Thursday, December 13, 2012

The Hobbit

Violence. Depending on your imagination and age, this could vary from 3 to 6. There are a few battle sequences, but Tolkien doesn't write them graphically, so they don't pose a problem for me.
Language. 0.
Sexual. 0.
Rating as a book: PG, since Tolkien doesn't use very descriptive language in regard to the violence.

Rating it would be as a movie: Since they normally depict said violence fairly vividly, this would be PG-13. The Hobbit: An Unexpected Journey, premiering in theaters 12:00 A.M. Friday, December 14, is rated PG-13.
Therefore: Anyone whose mind is matured enough to withstand the oftentimes boring language of old writers should be able to read this. I think it was originally written for children, and it's simpler to read than its sequel The Lord of the Rings; I read it when I was eleven or twelve years old for the first time.

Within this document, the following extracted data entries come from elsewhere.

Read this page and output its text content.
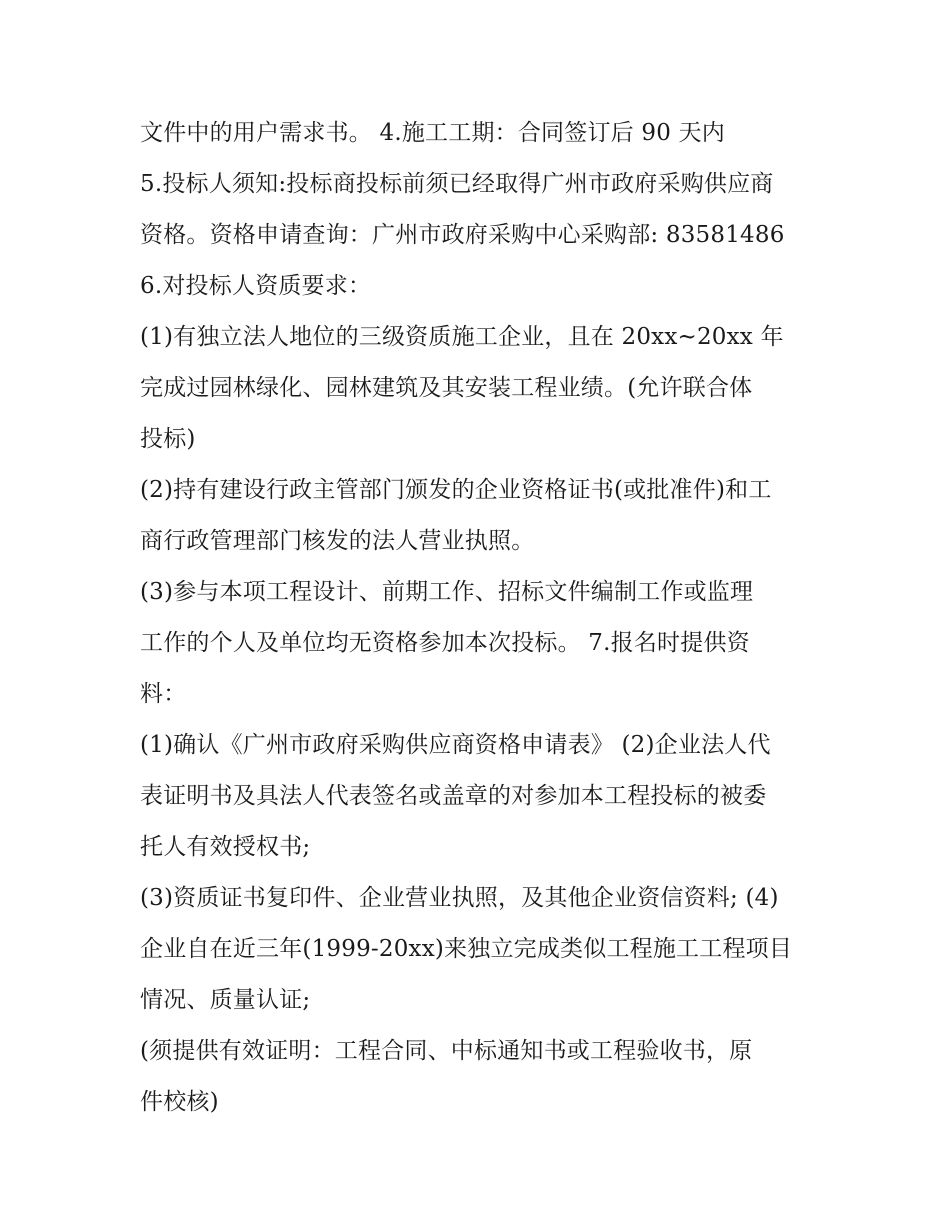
文件中的用户需求书。 4.施工工期：合同签订后 90 天内
5.投标人须知:投标商投标前须已经取得广州市政府采购供应商
资格。资格申请查询：广州市政府采购中心采购部: 83581486
6.对投标人资质要求：
(1)有独立法人地位的三级资质施工企业，且在 20xx~20xx 年
完成过园林绿化、园林建筑及其安装工程业绩。(允许联合体
投标)
(2)持有建设行政主管部门颁发的企业资格证书(或批准件)和工
商行政管理部门核发的法人营业执照。
(3)参与本项工程设计、前期工作、招标文件编制工作或监理
工作的个人及单位均无资格参加本次投标。 7.报名时提供资
料：
(1)确认《广州市政府采购供应商资格申请表》 (2)企业法人代
表证明书及具法人代表签名或盖章的对参加本工程投标的被委
托人有效授权书;
(3)资质证书复印件、企业营业执照，及其他企业资信资料; (4)
企业自在近三年(1999-20xx)来独立完成类似工程施工工程项目
情况、质量认证;
(须提供有效证明：工程合同、中标通知书或工程验收书，原
件校核)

   I am now rushing in where angels fear to tread. What fans of John Ronald Reuel Tolkien would dare criticize his genius? But a critic is a critic, and I can't throw my opinions by the wayside simply because of the world's ideas. I've held for several years that Tolkien is lord of some of the most poetical language I've ever read; he was amazing, being familiar with over twenty languages, and creating some of his own. What can there be to take from him? Well, and thankfully for me (as otherwise some more precocious readers might voice angry opinions of me), not much.
   Here I am going to state blandly that for once I appreciate modern-day writing, if for only one thing: typically, in a good book, characters are so well-known that you appreciate them almost like your sister or brother. Tolkien's are not quite as well-crafted as some are these days, though they still hold differentiating traits. Bilbo Baggins, the center of this tale, is a Hobbit: that is, he dislikes adventure (which he deems "anything from climbing trees to visiting elves"), he adores food, and he never or rarely does anything unexpected. He's also tiny, not more than three and a half feet (which is pushing it for a Hobbit). So, while this may appear to be a deep personality, in reality any other Hobbit might be the same. I can vouch for some of his companions (affectionately termed "Thorin and Company"): Thorin is a "pompous windbag" with not too high an opinion of the Hobbit; Balin holds much more compassion for Bilbo.
   The plot is definite, with one very secure end: but before that end come various other conflicts. This is one of the best things of The Hobbit--that struggles abound before the goal is reached. That everything is against them. That even when it appears that they have won their race, they have been misled; more trials await. Since it would be unfair to leave the entire plot out, I'll give you a glimpse: One day, a few Dwarves, under the direction of Gandalf the Wizard, come to the house of Bilbo Baggins the Hobbit, and expect him to partake of an adventure: namely, of reclaiming a vast treasure hoarded by a fierce red dragon named Smaug. Since Bilbo is a Hobbit, this is obviously not the best of ideas to him.
   And the faith, the morality? There are no references to God (this is, after all, Middle-Earth), but with the amount of "good versus evil" (something often found in science fiction and fantasies), and with Tolkien's Catholicism, it's obvious that the morals would be strict throughout. Even anger between friends holds no place with Tolkien.
   As for other minor missing details, I only have one thing in argument with The Hobbit, and it's disputable. It's that, during the highlight battle of the novel, in staggered time frames every hero of the book appears to help conquer (whether they're the victors or not, I can only say that I can't say). It seems kind of "too good to be true" to me. But if that's so, then it would be wise for me to take my own advice and put it into action with my fantasy.
   Is The Hobbit worth its popularity (if not quite as huge as The Lord of the Rings), and its impending theatrical debut? I know it is, even if I can raise up arguments against it, however "That is so stupid!" response-worthy they may seem. But what is a critical review without critique, eh? I could also list that Tolkien is a bit too fond of describing landscapes to the letter, although it doesn't appear nearly so often in this book as it does in The Lord of the Rings. But this is the conclusion; I must be brief; and if I do nothing else I want to say this: That anyone who sees the movie in theaters without reading the book first has completely robbed themselves. The adventures of a rabbitlike, sheltered Bilbo, as well as his triumphs over himself, are classic. If you were to read no other book from the several I've reviewed so far, let this be it!


  1. I've read the hobbit and I thoroughly enjoyed your review! I also think you gracefully treaded the critiquing of a " Master" and I enjoyed reading all your point of views on this book! I'm glad you didn't throw your opinions by the wayside.

    1. Thank you SO much! That is extremely encouraging when I wasn't sure how this review met with the opinions of my readers :)

  2. Love this review! Yeah, I'm going back and reading all your old posts. Whatever:) I first read the book when I was 8!


    1. Thank you, Layla, I'm so glad you liked it! I do that to blogs too....

      I'm glad you were able to read it (and understand it) at such a young age. I was slow to start reading but, as my grandma says, now won't stop :) I wasn't mature enough to read classics at that age, but waiting was worth it.